The French government has said it will scrap another belt-tightening measure in the social security budget in a move widely seen as a further concession to the far right, which has threatened to lodge a no-confidence motion if its policy demands are not met.
In a statement on Monday the government said that, contrary to plans that had been outlined in the budget, there would be no change to medication reimbursements in 2025.
Earlier on Monday, Marine Le Pen’s National Rally (RN) party had said that without further concessions it would announce a censure motion against Michel Barnier’s government later in the day.
The New Popular Front (NPR), a leftwing coalition that includes the Socialists, Greens, hard left and Communist party, had already announced it will lodge a motion of no confidence if the prime minister pushes through the budget without a vote.
Jordan Bardella, the RN president, had said that “without a last-minute miracle” his party would trigger the motion.
“Everything we have proposed is in the interests of the French people. All the amendments we have tabled in recent weeks, everything has been knowingly despised and ignored,” Bardella told RTL radio on Monday.
It was unclear immediately if the concession on medical reimbursements would be enough to satisfy the RN.
If lodged on Monday afternoon, a no-confidence vote would take place 48 hours later – on Wednesday. If supported by MPs from the left and far right it would pass, toppling the government not even three months after it was formed.
Barnier would then be forced to offer his resignation but he and his ministers could remain in a caretaker administration until the president, Emmanuel Macron, announces a new government.
Macron could ask parties to seek a new coalition majority or appoint a strictly technocratic government, bringing in people from outside political circles to administer the country until new legislative elections can be held in the summer. No general election can take place within 12 months of the previous vote.
Last week, Barnier, the EU’s former Brexit negotiator who was appointed by Macron in September, said a no-confidence vote would spark a “big storm and very serious turbulence on the financial markets”.
France has been heading towards this political crisis since Macron called a snap election in June that left parliament divided into three roughly equal political factions – left, centre and far right – but none of which has an absolute majority.
The standoff was caused by the government seeking to tackle France’s growing public deficit through €60bn (£50bn) in tax increases and spending cuts in its 2025 budget.
The 2025 social security budget bill has been rejected by both sides of the political spectrum and Barnier is very likely to have to use the controversial article 49.3 of the French constitution to push the legislation through without a vote.
Before Monday’s move on medical reimbursements, Barnier had already made concessions designed to appease Le Pen, including scrapping a planned increase in electricity tax hike.
But the RN has been asking for more, including additional protection for households, small businesses and pensioners against the budget measures. It has called for proposals to delay an inflation-linked rise in pensions to be scrapped.

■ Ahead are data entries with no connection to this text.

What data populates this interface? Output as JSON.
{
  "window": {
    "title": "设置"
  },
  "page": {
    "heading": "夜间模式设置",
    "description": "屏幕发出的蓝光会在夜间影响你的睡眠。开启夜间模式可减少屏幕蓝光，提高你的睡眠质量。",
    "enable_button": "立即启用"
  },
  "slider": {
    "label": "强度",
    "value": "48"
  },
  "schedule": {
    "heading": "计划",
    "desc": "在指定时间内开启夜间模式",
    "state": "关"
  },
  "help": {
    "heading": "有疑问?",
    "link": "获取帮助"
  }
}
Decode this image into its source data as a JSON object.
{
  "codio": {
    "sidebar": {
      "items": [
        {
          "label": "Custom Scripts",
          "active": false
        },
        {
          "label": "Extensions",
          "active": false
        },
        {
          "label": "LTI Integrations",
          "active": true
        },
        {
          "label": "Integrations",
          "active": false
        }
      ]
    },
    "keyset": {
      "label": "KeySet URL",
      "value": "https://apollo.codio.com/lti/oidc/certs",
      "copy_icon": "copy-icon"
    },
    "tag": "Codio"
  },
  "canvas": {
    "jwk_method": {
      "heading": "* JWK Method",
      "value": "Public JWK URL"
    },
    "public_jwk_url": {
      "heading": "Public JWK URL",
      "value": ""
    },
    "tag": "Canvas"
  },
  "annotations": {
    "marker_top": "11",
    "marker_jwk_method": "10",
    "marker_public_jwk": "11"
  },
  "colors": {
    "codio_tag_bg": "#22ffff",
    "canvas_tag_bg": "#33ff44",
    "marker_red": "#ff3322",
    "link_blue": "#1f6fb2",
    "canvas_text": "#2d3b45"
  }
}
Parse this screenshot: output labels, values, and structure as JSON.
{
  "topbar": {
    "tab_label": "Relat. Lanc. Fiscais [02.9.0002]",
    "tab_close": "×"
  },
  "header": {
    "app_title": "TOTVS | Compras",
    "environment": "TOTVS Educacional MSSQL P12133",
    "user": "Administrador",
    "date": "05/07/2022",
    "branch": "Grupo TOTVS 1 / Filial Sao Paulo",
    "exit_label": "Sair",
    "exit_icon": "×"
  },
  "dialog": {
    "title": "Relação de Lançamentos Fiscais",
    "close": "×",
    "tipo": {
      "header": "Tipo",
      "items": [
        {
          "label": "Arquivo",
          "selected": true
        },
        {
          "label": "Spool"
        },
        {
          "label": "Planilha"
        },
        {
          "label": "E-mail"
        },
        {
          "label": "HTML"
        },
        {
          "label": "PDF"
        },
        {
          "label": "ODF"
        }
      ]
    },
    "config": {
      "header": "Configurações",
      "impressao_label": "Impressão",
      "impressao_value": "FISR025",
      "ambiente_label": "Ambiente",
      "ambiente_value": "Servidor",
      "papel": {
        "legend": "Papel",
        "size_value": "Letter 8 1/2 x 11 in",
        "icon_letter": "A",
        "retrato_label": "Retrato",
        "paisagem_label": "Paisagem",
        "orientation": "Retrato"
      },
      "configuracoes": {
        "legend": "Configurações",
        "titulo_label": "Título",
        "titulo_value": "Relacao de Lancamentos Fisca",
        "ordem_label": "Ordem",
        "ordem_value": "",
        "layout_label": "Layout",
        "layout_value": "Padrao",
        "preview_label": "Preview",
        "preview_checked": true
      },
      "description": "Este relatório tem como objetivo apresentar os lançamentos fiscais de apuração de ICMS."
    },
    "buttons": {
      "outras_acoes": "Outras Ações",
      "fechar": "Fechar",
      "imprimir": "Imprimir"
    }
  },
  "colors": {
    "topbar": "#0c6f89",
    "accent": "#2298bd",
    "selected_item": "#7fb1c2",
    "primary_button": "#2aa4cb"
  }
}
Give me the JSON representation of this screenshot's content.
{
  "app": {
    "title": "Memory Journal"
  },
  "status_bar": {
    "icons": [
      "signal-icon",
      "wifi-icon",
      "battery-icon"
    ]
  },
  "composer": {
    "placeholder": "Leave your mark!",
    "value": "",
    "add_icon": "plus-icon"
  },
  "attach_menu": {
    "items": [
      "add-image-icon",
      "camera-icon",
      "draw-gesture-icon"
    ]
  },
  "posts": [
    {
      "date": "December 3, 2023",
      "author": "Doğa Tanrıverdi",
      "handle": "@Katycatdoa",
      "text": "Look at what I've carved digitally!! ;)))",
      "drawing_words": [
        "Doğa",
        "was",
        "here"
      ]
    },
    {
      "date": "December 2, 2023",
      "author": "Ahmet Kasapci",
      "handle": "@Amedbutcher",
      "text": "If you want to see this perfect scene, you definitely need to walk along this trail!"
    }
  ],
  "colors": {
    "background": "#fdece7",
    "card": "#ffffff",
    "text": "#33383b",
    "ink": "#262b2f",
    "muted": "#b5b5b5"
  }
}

If the censure motion is successful, it would be only the second time a French government has been brought down since 1958, when the fifth republic was formed. Georges Pompidou’s government was the last to be torpedoed in such a manner in 1962, when Charles de Gaulle was president.
Barnier, a rightwing conservative political veteran, has led a minority government since September after political paralysis during the summer after the general election. His appointment caused anger among both NPR and RN, both of which claimed they had more legitimacy to govern after winning more seats than the centrists.
Le Pen, who heads the RN group in the national assembly, wrote in Le Figaro last week that if the government fell there would be no catastrophic “shutdown”. She said her party would not be made “scapegoats for the incompetence of governments unfit for debate and compromise”.